This is a feature request for COLRv1 color gradient vector fonts. It'd be great to see support in WebKit, after Google Chrome plans to ship support for this format, and Mozilla and Microsoft have expressed a positive standards position on the format. It also integrates very nicely with WebKit's recent addition of supporting font-palette. Thanks for considering. Spec: https://github.com/googlefonts/colr-gradients-spec/ https://docs.microsoft.com/en-us/typography/opentype/otspec190/ot190beta Examples: https://github.com/googlefonts/color-fonts Font Production Tool for COLRv1: https://github.com/googlefonts/nanoemoji Firefox Tracking Bug & Standards Position: https://bugzilla.mozilla.org/show_bug.cgi?id=1740525 https://mozilla.github.io/standards-positions/#font-colrv1 Google Chrome Tracking Bug: https://bugs.chromium.org/p/chromium/issues/detail?id=1170733 Previous discussion on webkit-dev: https://lists.webkit.org/pipermail/webkit-dev/2021-March/031765.html https://lists.webkit.org/pipermail/webkit-dev/2021-May/031839.html https://lists.webkit.org/pipermail/webkit-dev/2021-April/031789.html (Peter Constable's (MS) response)
Support for this would be in the platform text libraries, not WebKit itself. Unless I’m misunderstanding?
> Support for this would be in the platform text libraries, not WebKit itself. Unless I’m misunderstanding? The intention of filing this issue is to have format support in WebKit, as a feature available on the web. Whether that supports originates from platform libraries (as it's done traditionally through CoreText in Safari), or in higher layers is an architectural choice: It's probably possible to implement support for CORLv1 based on FreeType and the platform graphics contexts that WebKit's architecture provides an abstraction for.
<rdar://problem/85971830>
From a type designer point of view, it would be great to have a better support of the COLRv1 table. For me, one of the key features it provides is not the colors, but that we can also use it as a more advanced glyf table. Using only the foreground color, you get everything that the current glyf table provides + a lot of other stuff like transformations, compositing, blending, layering. This makes COLRv1 very different from other color-related tables like SVG, COLOR (version0), six...

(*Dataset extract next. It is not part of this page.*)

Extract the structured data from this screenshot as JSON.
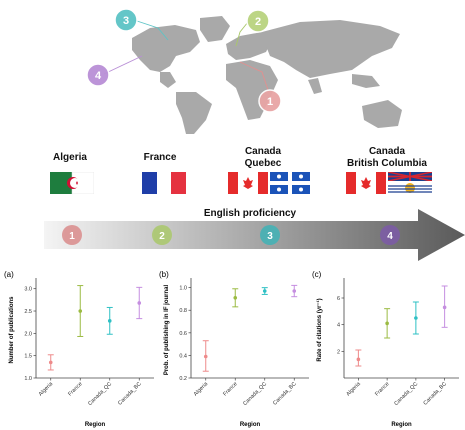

OpenType 1.9 has been released for a while now. https://learn.microsoft.com/en-us/typography/opentype/spec/ And both Chrome and Firefox has supported it. https://caniuse.com/colr-v1 Is it any change on position? Will it been implemented in future milestones?
If it existed, implementation would be in the platform text libraries in macOS/iOS, not in WebKit. We cannot comment about that.